Impossible de passer à côté de Man of Steel, la nouvelle adaptation cinématographique des aventures de Superman, super-héros le plus emblématique de la culture comics américaine. Armé d’un budget de production de 225 millions de dollars et d’une somme comparable allouée au marketing, le blockbuster arrivait en grande pompe le 19 juin dernier, sept ans après Superman Returns, la tentative par Bryan Singer de revisiter le mythe. Man of Steel est aussi le fruit de la rencontre artistique très attendue entre Christopher Nolan et Zack Snyder, deux cinéastes au style très affirmé, deux auteurs qui ont su démontrer ces dernières années leur capacité d’innovation, sur le plan du contenu pour Nolan et visuel pour Snyder. L’affaire s’annonçait donc plutôt bien.

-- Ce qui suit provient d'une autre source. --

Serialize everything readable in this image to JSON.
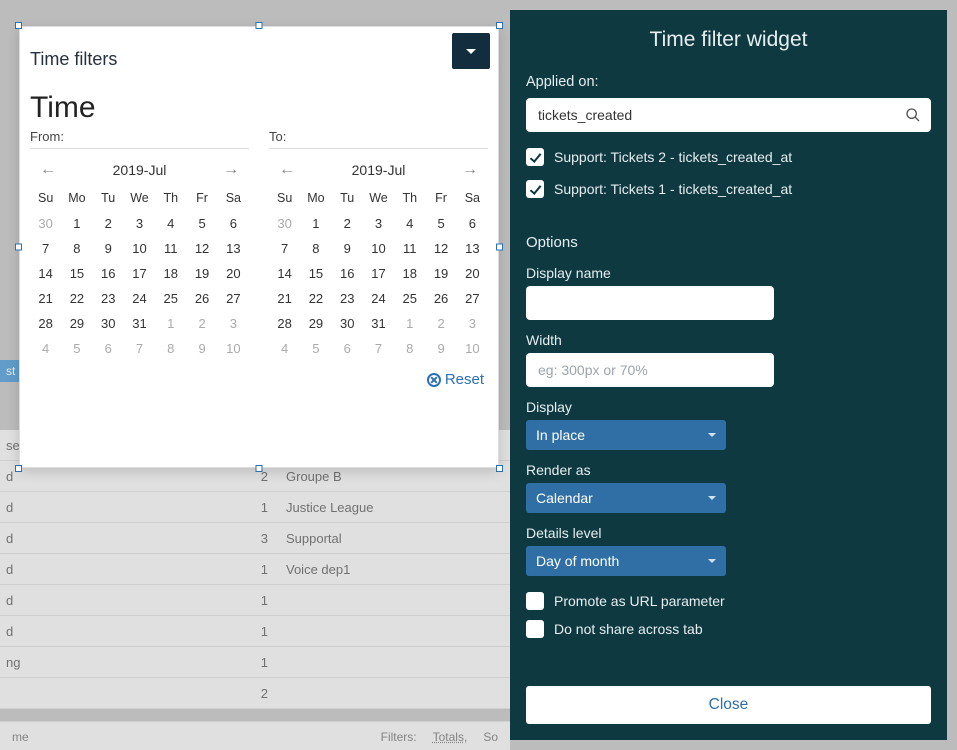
{
  "modal": {
    "title": "Time filters",
    "heading": "Time",
    "from_label": "From:",
    "to_label": "To:",
    "month": "2019-Jul",
    "reset": "Reset",
    "day_headers": [
      "Su",
      "Mo",
      "Tu",
      "We",
      "Th",
      "Fr",
      "Sa"
    ],
    "weeks": [
      [
        {
          "d": "30",
          "m": true
        },
        {
          "d": "1"
        },
        {
          "d": "2"
        },
        {
          "d": "3"
        },
        {
          "d": "4"
        },
        {
          "d": "5"
        },
        {
          "d": "6"
        }
      ],
      [
        {
          "d": "7"
        },
        {
          "d": "8"
        },
        {
          "d": "9"
        },
        {
          "d": "10"
        },
        {
          "d": "11"
        },
        {
          "d": "12"
        },
        {
          "d": "13"
        }
      ],
      [
        {
          "d": "14"
        },
        {
          "d": "15"
        },
        {
          "d": "16"
        },
        {
          "d": "17"
        },
        {
          "d": "18"
        },
        {
          "d": "19"
        },
        {
          "d": "20"
        }
      ],
      [
        {
          "d": "21"
        },
        {
          "d": "22"
        },
        {
          "d": "23"
        },
        {
          "d": "24"
        },
        {
          "d": "25"
        },
        {
          "d": "26"
        },
        {
          "d": "27"
        }
      ],
      [
        {
          "d": "28"
        },
        {
          "d": "29"
        },
        {
          "d": "30"
        },
        {
          "d": "31"
        },
        {
          "d": "1",
          "m": true
        },
        {
          "d": "2",
          "m": true
        },
        {
          "d": "3",
          "m": true
        }
      ],
      [
        {
          "d": "4",
          "m": true
        },
        {
          "d": "5",
          "m": true
        },
        {
          "d": "6",
          "m": true
        },
        {
          "d": "7",
          "m": true
        },
        {
          "d": "8",
          "m": true
        },
        {
          "d": "9",
          "m": true
        },
        {
          "d": "10",
          "m": true
        }
      ]
    ]
  },
  "sidebar": {
    "title": "Time filter widget",
    "applied_on_label": "Applied on:",
    "applied_on_value": "tickets_created",
    "checks": [
      {
        "label": "Support: Tickets 2 - tickets_created_at",
        "checked": true
      },
      {
        "label": "Support: Tickets 1 - tickets_created_at",
        "checked": true
      }
    ],
    "options_heading": "Options",
    "display_name_label": "Display name",
    "display_name_value": "",
    "width_label": "Width",
    "width_placeholder": "eg: 300px or 70%",
    "display_label": "Display",
    "display_value": "In place",
    "render_as_label": "Render as",
    "render_as_value": "Calendar",
    "details_level_label": "Details level",
    "details_level_value": "Day of month",
    "promote_label": "Promote as URL parameter",
    "share_label": "Do not share across tab",
    "close": "Close"
  },
  "bg": {
    "rows": [
      {
        "left": "sed",
        "num": "",
        "right": ""
      },
      {
        "left": "d",
        "num": "2",
        "right": "Groupe B"
      },
      {
        "left": "d",
        "num": "1",
        "right": "Justice League"
      },
      {
        "left": "d",
        "num": "3",
        "right": "Supportal"
      },
      {
        "left": "d",
        "num": "1",
        "right": "Voice dep1"
      },
      {
        "left": "d",
        "num": "1",
        "right": ""
      },
      {
        "left": "d",
        "num": "1",
        "right": ""
      },
      {
        "left": "ng",
        "num": "1",
        "right": ""
      },
      {
        "left": "",
        "num": "2",
        "right": ""
      }
    ],
    "footer_me": "me",
    "footer_filters": "Filters:",
    "footer_totals": "Totals,",
    "footer_so": "So",
    "pill": "st"
  }
}
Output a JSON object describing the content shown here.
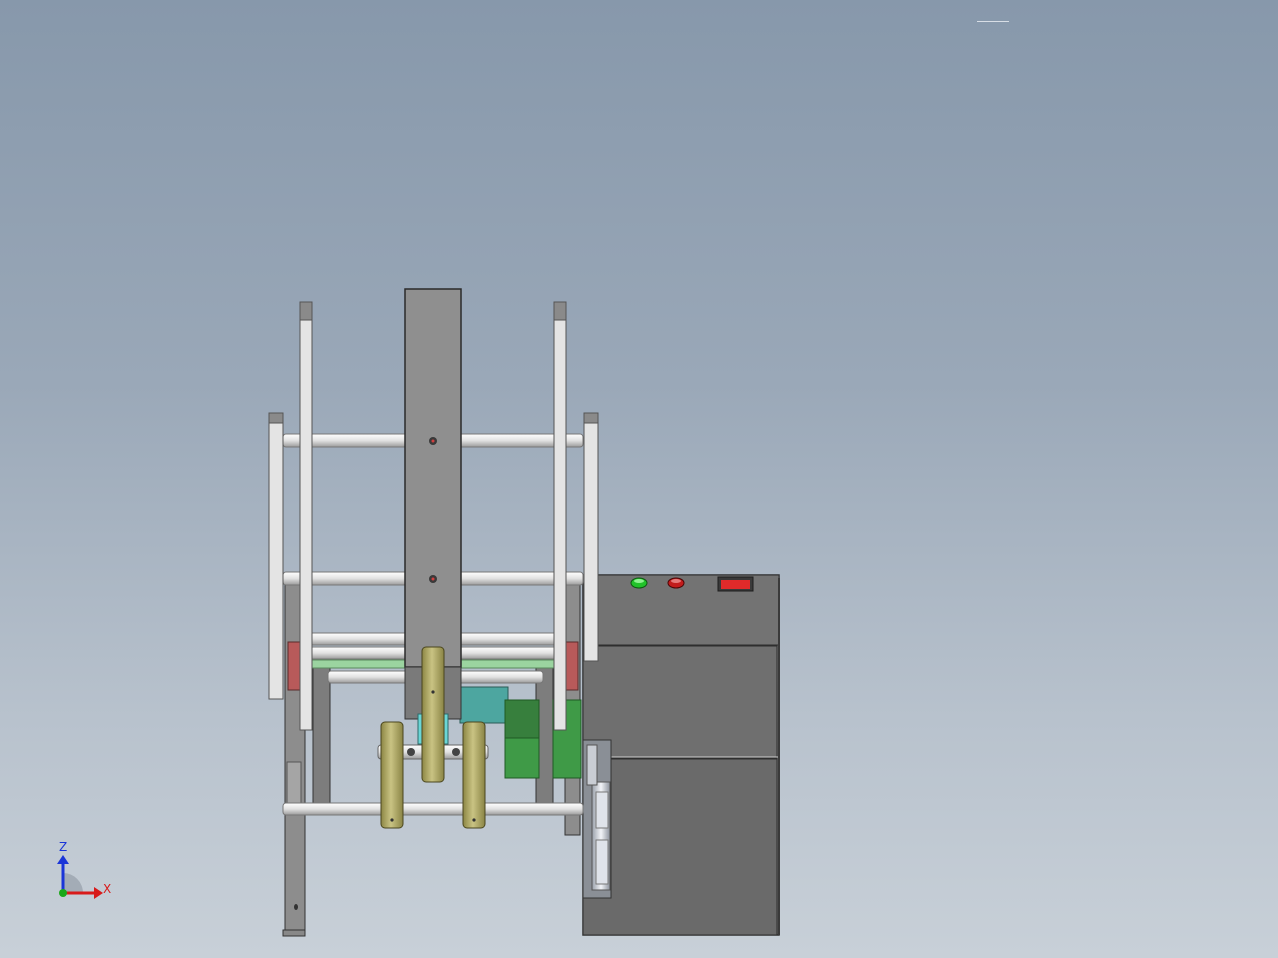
{
  "viewport": {
    "background_top": "#8798ab",
    "background_bottom": "#c8d0d8"
  },
  "triad": {
    "z_label": "Z",
    "x_label": "X",
    "z_color": "#1a35d8",
    "x_color": "#d81a1a",
    "y_color": "#1aa81a"
  },
  "control_box": {
    "start_button_color": "#22c32a",
    "stop_button_color": "#c21c1c",
    "power_switch_color": "#e02a2a"
  },
  "colors": {
    "frame_gray": "#8f8f8f",
    "panel_dark": "#6a6a6a",
    "rod_light": "#e6e6e6",
    "wheel_olive": "#a9a35e",
    "block_teal": "#4da6a0",
    "block_green": "#3f9a47",
    "accent_red": "#b85a5a"
  }
}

Pourtant, ces deux talents n’auraient peut-être jamais dû collaborer… Si j’avais déjà quelques craintes suite aux bandes-annonces prétentieuses précédant la sortie, j’étais loin d’imaginer l’ampleur de la catastrophe, tant sur le plan artistique qu’idéologique. Chronique d’un massacre, celui d’un mythe de la pop culture américaine.

Je dois vous l’avouer, malgré mon admiration sincère pour les travaux de Zack Snyder (300, Watchmen, Sucker Punch) et de Christopher Nolan (The Dark Knight, Inception), respectivement réalisateur et producteur de Man of Steel, j’allais voir le film avec un mauvais pressentiment.

Ces réserves, je les devais tout d’abord au choix du sujet: un énième film de super-héros à l’heure où le genre n’apporte plus rien de neuf. Depuis X-Men (2000) de Bryan Singer et surtout Spider-Man (2002) de Sam Raimi, deux films qui redonnaient leurs lettres de noblesse aux histoires de super-héros marginaux et de héros masqués protégeant la veuve et l’orphelin, le genre du film de super-héros s’est développé pour prendre différentes formes, du film d’action fantaisiste au thriller politique, avec plus ou moins de bonheur mais toujours avec cette envie d’offrir un spectacle généreux porté par des personnages flamboyants.

Depuis quelques années, toutefois, on assiste à un essoufflement du genre. En témoigne le recyclage permanent des franchises à succès (X-Men) avec des acteurs de plus en plus vieillissants (Iron Man) mais aussi l’appauvrissement de l’écriture des personnages et donc des enjeux dramatiques. L’exemple le plus frappant de cette baisse de régime n’est autre qu’Avengers, divertissement honnête mais tournant véritablement à vide, faute de contenu et d’émotions, d’autant que la qualité des scènes d’action, véritable surenchère de destruction à grand renfort d’effets numériques anesthésiants, est plus que contestable.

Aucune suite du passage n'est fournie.